父亲,呵,父亲啊……您可知害女儿走到今天这一步的人正是你……
原来,真的是我害了您,害了叶家……
叶笙紧紧地攥着那一只被摔成两半的平安扣,掌心硌出了鲜血,将琥珀色的玉扣染成了鲜红色……
良久,她将玉扣放入怀中,缓缓起身,跌跌撞撞地向着承明殿而去。
她已经什么都没有了,一个身处地狱之中的人,还有什么好惧怕的呢。
彼时,纪临寒正在承明殿内,望着悠悠转醒的纪云桓。
他将其他人全都缱了出去,偌大的承明殿,一片富丽堂皇中,只有他们兄弟二人。
“雪舞呢?”纪云桓沙哑着嗓音开口,面色出奇的平静。
纪临寒微微一愣,眸中寒意迸发:“你不想问问是谁在灯台下埋了火药,宫中情形如何,以及这个天下如今是谁的了吗?”
“这些我不问,你也会说的。我只想知道雪舞,她怎么样了,还好吗?”
纪云桓的话,彻底激怒了纪临寒!原来纪云桓什么都不在乎!他根本不在乎他的皇位和天下!他只在乎倪雪舞!而他又是何其幸运,自己所在乎的东西是属于自己的!
而他呢?所在乎的东西,却没有一样是可以完完全全属于自己的!
就连拿回自己的东西,都要被旁人看作是谋朝篡位,大逆不道!
老天,何曾待他公平过?!
“纪云桓!你就这么想知道雪舞怎么样了吗?好!我告诉你!她死了!她以为你再也醒不过来了,所以她殉情于你了!怎么样?得知她对你用情如此之深,你高兴吗?你得意吗?雪舞是为了你而死的,你就是害死她的凶手!”
“不,雪舞不会这么做的。”纪云桓直直地望向纪临寒:“况且,你不会让她死的,对吗?”
纪云桓的眼中闪过一丝痛苦的神色,他了解纪临寒,纪临寒也同样了解他,他们都知道彼此的软肋,正是倪雪舞。
忽然,殿外响起一阵吵闹声。
纪临寒不悦地皱了皱眉,逸竹从外面匆忙走了进来。
“王爷,王妃来了,她已经去过亓烽台了,眼下在外面吵着要见您。”
“哼!蠢货!”
纪临寒冷哼了一声,抬脚向殿外走去。
他以为叶笙此番来找他,无外乎是为了叶霆和叶家来找他算账,知晓真相后的她,怕是恨不得杀了他!
然而,他却没想到,会是这样。
叶笙跪在他的面前,散落的头发凌乱不堪,她再也不是那个天之娇女高高在上的将军府嫡长女,这一刻,她卑微到了尘埃里。

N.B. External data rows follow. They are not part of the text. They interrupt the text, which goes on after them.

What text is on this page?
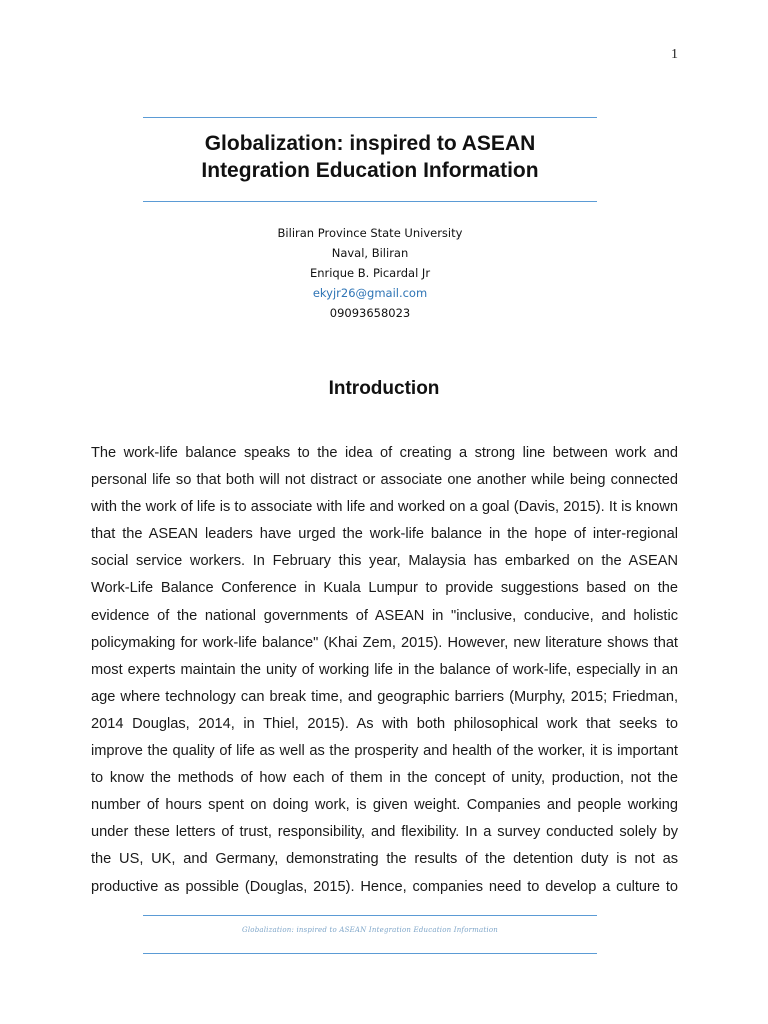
1
Globalization: inspired to ASEAN
Integration Education Information
Biliran Province State University
Naval, Biliran
Enrique B. Picardal Jr
ekyjr26@gmail.com
09093658023
Introduction
The work-life balance speaks to the idea of creating a strong line between work and
personal life so that both will not distract or associate one another while being connected
with the work of life is to associate with life and worked on a goal (Davis, 2015). It is known
that the ASEAN leaders have urged the work-life balance in the hope of inter-regional
social service workers. In February this year, Malaysia has embarked on the ASEAN
Work-Life Balance Conference in Kuala Lumpur to provide suggestions based on the
evidence of the national governments of ASEAN in "inclusive, conducive, and holistic
policymaking for work-life balance" (Khai Zem, 2015). However, new literature shows that
most experts maintain the unity of working life in the balance of work-life, especially in an
age where technology can break time, and geographic barriers (Murphy, 2015; Friedman,
2014 Douglas, 2014, in Thiel, 2015). As with both philosophical work that seeks to
improve the quality of life as well as the prosperity and health of the worker, it is important
to know the methods of how each of them in the concept of unity, production, not the
number of hours spent on doing work, is given weight. Companies and people working
under these letters of trust, responsibility, and flexibility. In a survey conducted solely by
the US, UK, and Germany, demonstrating the results of the detention duty is not as
productive as possible (Douglas, 2015). Hence, companies need to develop a culture to
Globalization: inspired to ASEAN Integration Education Information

“临寒,我不怪你,我知道是父亲他害死了萧妃娘娘在先,所以你才会这么做的!我不怪你,临寒,我真的不怪你!可是父亲已经死了,叶家也已经什么都不剩了,我求求你,你原谅父亲好吗,原谅叶家,原谅我好吗?”
叶笙慌乱地抓着纪临寒的衣角,双目通红,乞求地看着他。
而纪临寒,他居高临下的睨着她,眼里的嫌恶毫不掩饰:“你在说什么?叶笙,你该不会是疯了吧?”
“不!我没有疯!我知道自己在做什么!临寒,是我们叶家对不起你!虽然我父亲是你的仇人,可是我终究是你的妻子啊!一日夫妻百日恩,你就看在我们这半年的夫妻情分上,原谅我,原谅叶家好不好?我不会找你报仇的,我知道你也是不得已的!”
“求求你了临寒,求求你……不要抛弃我,不要赶我走……我是你的妻子啊……我永远都会站在你这一边支持你……”
“临寒,我会是你的皇后,对吗?”
纪临寒冷冷地觑着她,这个女人,还真是远比他想象的要蠢得多!竟然肯低声下气的求自己的杀父仇人!
事到如今,她为了自己,连杀父之仇都可以不在乎吗?
呵,叶霆,你可真是生了个好女儿啊!
“你想当我的皇后?”
纪临寒缓缓蹲了下去,伸手捏住了叶笙的下巴。
叶笙拼命点头,眼里满是期盼。
然而,纪临寒冷笑着甩开了她,一字一句,宛如刺入胸口的冰刃:“皇后?做梦!”